Perceval / Anne-Caroline Pandolfo, Terkel Risbjerg

De grands
à-plats de couleur pure nous introduisent dans la forêt oubliée dans
laquelle vit Perceval, un jeune homme dont la grande beauté trahit la
noblesse mais qui ignore tout de ses origines, jusqu’à son nom. Sa mère
lui a toujours interdit de sortir de la forêt, elle dit qu’il en
mourrait. Mais une pie bavarde attire un jour le garçon jusqu’à des
chevaliers du roi Arthur, qui passent dans les parages à la recherche
d’un homme en fuite. Ebloui par les armures rutilantes, le jeune homme
s’enquiert de l’endroit où peut se rencontrer le roi Arthur, qui serait
capable de le faire chevalier lui aussi… Hélas, sa mère a le coeur
brisé de le voir rêver de chevalerie. Elle s’est réfugiée dans la forêt
dans l’espoir de préserver son jeune fils, après avoir perdu son mari
et ses deux aînés dans le fracas des armes. La main qui le retient,
quoi qu’aimée, n’est que peu de choses, et Perceval s’en va.

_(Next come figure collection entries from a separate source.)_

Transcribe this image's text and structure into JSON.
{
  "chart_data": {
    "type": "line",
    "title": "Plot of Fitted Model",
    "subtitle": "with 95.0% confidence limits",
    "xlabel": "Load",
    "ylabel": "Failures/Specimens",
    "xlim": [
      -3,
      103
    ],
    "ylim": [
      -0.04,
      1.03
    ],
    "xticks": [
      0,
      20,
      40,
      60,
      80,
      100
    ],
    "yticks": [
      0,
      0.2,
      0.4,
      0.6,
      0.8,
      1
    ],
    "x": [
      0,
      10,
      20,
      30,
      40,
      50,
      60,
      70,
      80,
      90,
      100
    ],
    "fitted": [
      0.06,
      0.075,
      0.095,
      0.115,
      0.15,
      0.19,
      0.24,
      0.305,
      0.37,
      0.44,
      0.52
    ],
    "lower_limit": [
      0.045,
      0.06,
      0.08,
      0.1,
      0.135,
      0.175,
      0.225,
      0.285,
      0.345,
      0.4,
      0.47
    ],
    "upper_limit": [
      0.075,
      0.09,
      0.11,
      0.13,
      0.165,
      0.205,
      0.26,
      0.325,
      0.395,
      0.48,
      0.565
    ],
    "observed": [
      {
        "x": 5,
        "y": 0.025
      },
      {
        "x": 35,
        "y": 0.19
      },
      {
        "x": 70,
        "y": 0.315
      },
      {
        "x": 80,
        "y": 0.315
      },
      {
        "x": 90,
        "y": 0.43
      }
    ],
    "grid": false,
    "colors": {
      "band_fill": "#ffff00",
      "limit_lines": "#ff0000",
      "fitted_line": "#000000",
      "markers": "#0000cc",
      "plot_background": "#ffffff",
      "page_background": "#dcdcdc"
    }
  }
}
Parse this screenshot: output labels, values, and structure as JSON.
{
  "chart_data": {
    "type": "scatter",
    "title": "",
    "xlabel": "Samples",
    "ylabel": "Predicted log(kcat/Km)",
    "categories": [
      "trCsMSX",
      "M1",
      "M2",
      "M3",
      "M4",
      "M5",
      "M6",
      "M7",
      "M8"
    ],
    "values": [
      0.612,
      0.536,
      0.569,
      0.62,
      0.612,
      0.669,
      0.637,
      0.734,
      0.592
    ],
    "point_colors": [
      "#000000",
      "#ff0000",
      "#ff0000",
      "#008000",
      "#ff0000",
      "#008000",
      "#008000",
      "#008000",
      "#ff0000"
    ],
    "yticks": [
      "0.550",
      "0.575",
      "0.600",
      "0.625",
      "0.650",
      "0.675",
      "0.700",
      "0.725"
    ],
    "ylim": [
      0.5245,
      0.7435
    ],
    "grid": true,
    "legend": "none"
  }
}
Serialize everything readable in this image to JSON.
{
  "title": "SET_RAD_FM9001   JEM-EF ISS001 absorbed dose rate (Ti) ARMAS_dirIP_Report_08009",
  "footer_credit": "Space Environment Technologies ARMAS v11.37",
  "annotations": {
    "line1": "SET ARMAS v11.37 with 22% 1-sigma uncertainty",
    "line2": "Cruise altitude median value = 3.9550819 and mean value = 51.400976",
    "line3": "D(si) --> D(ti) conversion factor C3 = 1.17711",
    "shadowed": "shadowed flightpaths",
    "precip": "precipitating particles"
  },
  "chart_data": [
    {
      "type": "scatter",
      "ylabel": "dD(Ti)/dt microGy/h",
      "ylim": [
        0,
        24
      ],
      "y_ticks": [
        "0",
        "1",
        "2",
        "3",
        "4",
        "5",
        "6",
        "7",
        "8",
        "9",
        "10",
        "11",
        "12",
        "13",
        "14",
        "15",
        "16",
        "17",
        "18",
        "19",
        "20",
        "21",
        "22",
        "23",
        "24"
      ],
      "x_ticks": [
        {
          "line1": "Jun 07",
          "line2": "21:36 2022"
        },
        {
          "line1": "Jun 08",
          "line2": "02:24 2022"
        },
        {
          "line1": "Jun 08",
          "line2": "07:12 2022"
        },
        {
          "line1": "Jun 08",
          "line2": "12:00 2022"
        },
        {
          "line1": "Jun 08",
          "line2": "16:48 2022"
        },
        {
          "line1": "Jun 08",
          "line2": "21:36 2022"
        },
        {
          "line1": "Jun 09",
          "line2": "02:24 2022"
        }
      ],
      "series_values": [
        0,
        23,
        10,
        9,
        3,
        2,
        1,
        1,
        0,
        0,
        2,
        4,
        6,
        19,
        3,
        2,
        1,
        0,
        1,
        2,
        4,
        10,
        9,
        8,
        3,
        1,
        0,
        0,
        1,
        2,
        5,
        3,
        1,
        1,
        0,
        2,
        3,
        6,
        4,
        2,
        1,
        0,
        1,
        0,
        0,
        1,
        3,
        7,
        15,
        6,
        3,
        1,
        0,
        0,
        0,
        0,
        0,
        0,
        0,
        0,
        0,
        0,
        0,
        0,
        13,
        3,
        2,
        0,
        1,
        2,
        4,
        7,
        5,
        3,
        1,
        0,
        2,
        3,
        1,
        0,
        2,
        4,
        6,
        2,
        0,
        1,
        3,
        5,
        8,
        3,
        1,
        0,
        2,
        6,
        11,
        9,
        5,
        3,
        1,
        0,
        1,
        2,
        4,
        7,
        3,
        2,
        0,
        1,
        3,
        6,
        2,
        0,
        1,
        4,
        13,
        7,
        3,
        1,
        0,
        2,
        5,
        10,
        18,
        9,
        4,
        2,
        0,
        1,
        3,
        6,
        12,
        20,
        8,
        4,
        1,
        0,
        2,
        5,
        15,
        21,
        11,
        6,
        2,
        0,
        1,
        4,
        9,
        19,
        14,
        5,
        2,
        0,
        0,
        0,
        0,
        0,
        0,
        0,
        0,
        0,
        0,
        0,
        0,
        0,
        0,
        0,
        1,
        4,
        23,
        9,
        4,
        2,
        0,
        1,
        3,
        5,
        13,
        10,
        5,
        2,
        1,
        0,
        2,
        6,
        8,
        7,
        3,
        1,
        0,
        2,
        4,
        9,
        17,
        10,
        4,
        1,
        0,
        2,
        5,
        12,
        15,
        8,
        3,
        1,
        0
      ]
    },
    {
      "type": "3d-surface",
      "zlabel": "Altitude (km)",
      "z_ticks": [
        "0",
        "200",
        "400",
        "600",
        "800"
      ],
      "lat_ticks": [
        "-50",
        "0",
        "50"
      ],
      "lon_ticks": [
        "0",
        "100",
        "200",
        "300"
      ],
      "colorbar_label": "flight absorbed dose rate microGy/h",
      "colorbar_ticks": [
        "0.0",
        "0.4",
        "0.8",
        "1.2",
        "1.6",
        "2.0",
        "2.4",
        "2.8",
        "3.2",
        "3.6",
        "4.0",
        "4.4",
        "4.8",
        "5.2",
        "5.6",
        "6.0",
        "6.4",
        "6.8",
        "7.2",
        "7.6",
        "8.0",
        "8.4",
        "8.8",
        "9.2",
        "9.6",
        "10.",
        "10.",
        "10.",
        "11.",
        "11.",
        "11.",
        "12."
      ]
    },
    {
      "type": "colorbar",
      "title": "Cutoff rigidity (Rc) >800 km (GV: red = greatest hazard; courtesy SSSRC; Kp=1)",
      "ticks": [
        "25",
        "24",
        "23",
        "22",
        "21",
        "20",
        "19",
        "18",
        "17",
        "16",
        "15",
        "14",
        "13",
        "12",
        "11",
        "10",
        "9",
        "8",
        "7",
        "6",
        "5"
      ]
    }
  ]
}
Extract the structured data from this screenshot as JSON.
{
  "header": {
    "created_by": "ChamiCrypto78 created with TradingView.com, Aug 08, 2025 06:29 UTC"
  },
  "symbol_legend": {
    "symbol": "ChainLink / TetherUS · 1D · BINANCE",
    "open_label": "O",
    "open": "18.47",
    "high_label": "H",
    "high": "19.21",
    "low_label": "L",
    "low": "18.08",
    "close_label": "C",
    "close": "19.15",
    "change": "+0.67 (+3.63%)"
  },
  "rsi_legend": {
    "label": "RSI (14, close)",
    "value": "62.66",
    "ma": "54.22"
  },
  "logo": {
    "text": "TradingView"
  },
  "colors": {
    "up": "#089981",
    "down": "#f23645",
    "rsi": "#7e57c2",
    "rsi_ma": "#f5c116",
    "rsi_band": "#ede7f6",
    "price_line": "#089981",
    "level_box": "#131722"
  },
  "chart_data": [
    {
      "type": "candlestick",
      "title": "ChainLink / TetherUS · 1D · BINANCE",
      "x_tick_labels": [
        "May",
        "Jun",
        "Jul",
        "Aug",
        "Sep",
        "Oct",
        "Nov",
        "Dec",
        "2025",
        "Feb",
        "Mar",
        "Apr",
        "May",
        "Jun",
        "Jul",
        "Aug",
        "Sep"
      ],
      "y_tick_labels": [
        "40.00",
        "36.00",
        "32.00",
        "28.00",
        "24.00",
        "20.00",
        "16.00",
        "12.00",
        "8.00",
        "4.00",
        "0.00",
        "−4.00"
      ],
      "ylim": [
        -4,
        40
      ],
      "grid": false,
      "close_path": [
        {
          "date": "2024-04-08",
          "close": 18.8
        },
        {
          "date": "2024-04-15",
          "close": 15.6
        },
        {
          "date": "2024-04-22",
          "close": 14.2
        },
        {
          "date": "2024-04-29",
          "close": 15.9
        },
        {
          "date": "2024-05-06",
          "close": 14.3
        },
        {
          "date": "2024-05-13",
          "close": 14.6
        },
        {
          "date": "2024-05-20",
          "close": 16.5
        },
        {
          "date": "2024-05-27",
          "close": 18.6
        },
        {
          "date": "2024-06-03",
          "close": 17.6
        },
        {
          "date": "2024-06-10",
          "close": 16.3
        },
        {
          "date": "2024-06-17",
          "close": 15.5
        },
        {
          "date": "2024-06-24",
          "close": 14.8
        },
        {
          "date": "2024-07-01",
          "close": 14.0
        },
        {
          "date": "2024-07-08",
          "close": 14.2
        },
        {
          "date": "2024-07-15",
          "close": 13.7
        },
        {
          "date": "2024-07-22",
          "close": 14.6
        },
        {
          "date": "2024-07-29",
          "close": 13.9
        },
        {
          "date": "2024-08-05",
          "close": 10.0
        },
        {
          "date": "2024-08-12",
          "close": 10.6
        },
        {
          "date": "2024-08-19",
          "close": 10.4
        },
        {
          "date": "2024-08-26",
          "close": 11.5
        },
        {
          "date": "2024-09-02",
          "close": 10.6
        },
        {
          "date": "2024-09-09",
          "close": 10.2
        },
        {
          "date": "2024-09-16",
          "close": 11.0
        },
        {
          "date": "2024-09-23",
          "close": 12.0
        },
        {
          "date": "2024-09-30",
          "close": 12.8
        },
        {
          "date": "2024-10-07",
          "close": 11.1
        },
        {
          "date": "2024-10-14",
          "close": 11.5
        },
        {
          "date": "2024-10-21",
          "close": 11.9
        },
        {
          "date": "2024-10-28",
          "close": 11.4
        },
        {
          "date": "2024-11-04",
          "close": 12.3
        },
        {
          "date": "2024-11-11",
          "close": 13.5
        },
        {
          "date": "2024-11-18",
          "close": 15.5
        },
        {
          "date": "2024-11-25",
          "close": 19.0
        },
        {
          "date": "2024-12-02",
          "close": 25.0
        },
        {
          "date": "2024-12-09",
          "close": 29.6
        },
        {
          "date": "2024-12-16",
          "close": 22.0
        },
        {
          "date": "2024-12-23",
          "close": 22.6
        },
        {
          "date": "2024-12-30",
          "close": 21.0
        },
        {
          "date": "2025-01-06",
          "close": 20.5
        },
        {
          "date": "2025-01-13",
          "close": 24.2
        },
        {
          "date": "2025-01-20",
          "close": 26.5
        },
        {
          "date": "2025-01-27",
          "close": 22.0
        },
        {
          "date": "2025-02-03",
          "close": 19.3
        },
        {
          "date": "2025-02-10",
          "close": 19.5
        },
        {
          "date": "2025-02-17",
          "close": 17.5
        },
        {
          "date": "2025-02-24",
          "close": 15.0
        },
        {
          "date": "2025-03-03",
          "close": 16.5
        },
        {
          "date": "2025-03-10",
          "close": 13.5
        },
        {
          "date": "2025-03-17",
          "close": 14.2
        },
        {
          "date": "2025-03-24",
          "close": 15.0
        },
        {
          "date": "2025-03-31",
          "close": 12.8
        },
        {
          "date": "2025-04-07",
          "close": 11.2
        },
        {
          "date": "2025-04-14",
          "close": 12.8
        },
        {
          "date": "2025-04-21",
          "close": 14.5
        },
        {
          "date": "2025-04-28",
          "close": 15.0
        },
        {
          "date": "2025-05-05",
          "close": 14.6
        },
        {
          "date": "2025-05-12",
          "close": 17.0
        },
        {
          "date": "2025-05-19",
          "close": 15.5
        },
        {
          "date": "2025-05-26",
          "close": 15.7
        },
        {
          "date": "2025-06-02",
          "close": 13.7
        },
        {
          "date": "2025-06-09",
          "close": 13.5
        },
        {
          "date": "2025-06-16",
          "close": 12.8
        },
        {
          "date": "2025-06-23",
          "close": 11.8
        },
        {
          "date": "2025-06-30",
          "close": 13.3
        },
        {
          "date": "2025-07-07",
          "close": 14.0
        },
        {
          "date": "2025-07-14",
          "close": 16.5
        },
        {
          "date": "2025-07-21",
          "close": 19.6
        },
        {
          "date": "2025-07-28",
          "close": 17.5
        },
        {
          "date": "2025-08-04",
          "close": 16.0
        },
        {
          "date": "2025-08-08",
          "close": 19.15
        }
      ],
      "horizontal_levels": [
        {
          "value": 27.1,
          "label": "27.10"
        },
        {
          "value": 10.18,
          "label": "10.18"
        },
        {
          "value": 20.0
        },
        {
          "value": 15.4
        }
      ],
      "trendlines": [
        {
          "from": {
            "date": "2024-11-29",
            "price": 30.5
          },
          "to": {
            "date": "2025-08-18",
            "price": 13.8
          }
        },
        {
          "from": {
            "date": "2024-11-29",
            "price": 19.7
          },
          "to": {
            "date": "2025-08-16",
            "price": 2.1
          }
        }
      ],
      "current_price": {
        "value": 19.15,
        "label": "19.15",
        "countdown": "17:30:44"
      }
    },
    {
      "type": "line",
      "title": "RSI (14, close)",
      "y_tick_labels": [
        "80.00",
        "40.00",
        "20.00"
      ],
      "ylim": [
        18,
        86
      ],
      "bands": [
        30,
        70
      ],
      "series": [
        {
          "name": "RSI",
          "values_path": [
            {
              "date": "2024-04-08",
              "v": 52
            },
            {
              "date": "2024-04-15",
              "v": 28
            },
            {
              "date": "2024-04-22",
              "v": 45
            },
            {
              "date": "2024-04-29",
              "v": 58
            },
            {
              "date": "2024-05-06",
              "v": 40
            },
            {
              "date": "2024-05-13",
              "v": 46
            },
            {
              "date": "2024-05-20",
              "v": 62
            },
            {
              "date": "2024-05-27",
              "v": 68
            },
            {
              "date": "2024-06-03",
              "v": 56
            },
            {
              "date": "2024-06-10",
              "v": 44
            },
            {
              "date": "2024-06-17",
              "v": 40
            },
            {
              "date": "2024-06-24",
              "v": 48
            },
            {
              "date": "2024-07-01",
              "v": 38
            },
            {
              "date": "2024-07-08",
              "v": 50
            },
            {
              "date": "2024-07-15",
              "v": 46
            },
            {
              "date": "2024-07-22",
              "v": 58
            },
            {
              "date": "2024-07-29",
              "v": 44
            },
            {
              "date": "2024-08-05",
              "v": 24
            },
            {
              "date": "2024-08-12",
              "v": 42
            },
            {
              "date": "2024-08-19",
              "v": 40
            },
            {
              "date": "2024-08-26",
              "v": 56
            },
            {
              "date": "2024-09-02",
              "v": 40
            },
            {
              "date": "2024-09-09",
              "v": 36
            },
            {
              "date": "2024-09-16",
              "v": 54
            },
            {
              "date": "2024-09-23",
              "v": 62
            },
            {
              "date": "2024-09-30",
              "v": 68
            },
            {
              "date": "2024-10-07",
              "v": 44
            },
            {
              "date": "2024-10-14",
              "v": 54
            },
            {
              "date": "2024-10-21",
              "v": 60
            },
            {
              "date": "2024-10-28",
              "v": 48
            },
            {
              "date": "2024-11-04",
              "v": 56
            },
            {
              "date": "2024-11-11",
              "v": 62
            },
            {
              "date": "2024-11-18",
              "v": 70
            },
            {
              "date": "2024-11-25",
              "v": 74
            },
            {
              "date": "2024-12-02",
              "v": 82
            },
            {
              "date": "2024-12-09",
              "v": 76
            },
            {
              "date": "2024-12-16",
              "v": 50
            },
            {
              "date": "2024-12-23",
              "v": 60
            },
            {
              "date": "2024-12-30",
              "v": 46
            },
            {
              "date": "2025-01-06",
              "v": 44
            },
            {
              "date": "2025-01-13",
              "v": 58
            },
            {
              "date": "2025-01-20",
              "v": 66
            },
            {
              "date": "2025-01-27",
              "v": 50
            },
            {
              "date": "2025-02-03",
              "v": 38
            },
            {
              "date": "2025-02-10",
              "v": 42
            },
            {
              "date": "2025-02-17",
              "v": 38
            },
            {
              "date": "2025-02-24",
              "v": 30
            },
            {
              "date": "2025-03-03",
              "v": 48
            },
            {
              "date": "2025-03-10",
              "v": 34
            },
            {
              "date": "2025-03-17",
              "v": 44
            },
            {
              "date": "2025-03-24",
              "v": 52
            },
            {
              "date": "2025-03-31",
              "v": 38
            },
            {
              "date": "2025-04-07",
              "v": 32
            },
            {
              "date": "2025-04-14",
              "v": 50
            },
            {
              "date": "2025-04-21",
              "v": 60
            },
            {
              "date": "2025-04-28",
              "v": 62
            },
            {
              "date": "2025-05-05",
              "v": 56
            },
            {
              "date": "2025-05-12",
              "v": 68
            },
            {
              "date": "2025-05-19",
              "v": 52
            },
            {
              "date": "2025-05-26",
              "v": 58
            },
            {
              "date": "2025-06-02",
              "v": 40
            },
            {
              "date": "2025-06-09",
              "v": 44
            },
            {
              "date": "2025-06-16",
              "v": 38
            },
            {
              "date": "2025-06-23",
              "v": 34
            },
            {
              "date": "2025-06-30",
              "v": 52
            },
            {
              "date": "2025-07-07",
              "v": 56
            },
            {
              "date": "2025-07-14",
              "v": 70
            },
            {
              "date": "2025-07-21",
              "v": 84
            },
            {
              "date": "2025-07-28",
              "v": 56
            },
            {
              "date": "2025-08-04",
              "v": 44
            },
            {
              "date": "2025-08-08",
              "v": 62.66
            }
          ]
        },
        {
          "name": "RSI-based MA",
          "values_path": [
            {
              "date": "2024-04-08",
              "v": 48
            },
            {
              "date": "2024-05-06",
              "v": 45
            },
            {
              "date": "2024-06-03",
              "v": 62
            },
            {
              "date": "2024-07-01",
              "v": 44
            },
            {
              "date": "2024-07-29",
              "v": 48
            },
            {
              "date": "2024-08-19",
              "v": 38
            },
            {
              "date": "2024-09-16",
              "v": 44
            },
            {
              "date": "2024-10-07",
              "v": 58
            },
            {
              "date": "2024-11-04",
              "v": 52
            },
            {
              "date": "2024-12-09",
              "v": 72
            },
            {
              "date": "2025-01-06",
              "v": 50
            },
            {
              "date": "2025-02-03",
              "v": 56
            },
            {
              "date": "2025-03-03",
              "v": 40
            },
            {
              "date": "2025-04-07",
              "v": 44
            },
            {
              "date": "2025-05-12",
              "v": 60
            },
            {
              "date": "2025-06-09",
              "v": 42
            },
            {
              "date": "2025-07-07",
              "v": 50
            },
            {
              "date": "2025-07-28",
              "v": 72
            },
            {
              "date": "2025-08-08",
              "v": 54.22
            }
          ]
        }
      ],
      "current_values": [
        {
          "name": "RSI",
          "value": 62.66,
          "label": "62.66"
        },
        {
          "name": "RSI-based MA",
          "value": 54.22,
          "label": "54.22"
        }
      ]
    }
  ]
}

Sa fougue et sa confiance en lui l’amènent jusqu’à la cour du roi
Arthur, où une jeune fille lui prédit un grand avenir. Elles le lancent
sur la piste du chevalier Vermeil, qu’il provoque en un duel
victorieux. Le voilà paré de la belle armure qu’il convoitait, mais ça
ne suffit pas à faire un chevalier. Heureusement pour lui, Gornemant de
Goort, chevalier généreux, accepte de l’instruire pour faire de lui un
vrai chevalier : « si ton ennemi demande grâce, épargne sa
vie et fais-en don à ton roi. Tu dois respecter les femmes, dames ou
demoiselles, comme si elles étaient ta propre mère et celle du Christ
réunies. Désormais, ton âme est à Dieu, ta vie est à ton roi, seul ton
honneur reste à toi. »
Accompagné de sa pie, conscience
tentatrice, Perceval poursuit sa quête. Il voudrait retourner auprès de
sa mère, qu’il a laissée au plus mal. Il voudrait revenir auprès de la
belle Blanchefleur, qui lui a donné son coeur. Mais ses pas l’éloignent
toujours davantage de ce qu’il cherche… Jusqu’à ce soir singulier où il
est accueilli dans un château dont le seigneur se plaint des mêmes
douleurs au bas-ventre dont sa mère lui a dit que souffrait son propre
père. Au cours d’une soirée étrange, il voit passer des serviteurs qui
portent le Saint-Graal…
Cet album, adapté de
l’histoire racontée par Chrétien de Troyes, est plutôt fidèle à
l’histoire, n’était le regard décalé qu’introduit la pie, prête à
toutes les incorrections pour amener son compagnon vers l’aventure.
L’oiseau pose par exemple un œil critique sur le comportement de
Perceval par rapport aux femmes que le destin met sur son chemin :
« tu as remarqué comme les femmes tombent sur ton passage ? »
Le travail graphique et de mise en couleurs est très abouti, donnant un
album aussi beau à regarder qu’intéressant à lire. Le monde sous l’aile
de la pie, la forêt qui libère ou emprisonne, le découpage séquencé en
couleurs et rompu par la présence d’une silhouette qui se découpe
concourrent à faire de cette bande dessinée une œuvre riche, à
parcourir de lectures différentes (embrasser le tableau de la page,
focaliser sur un détail, revenir sur une expression…)
Un beau travail, à proposer dès le collège.
Références :
Perceval / Anne-Caroline Pandolfo, Terkel Risbjerg. Le Lombard, 2016. 19,99 €. 978-2-8036-7014-7.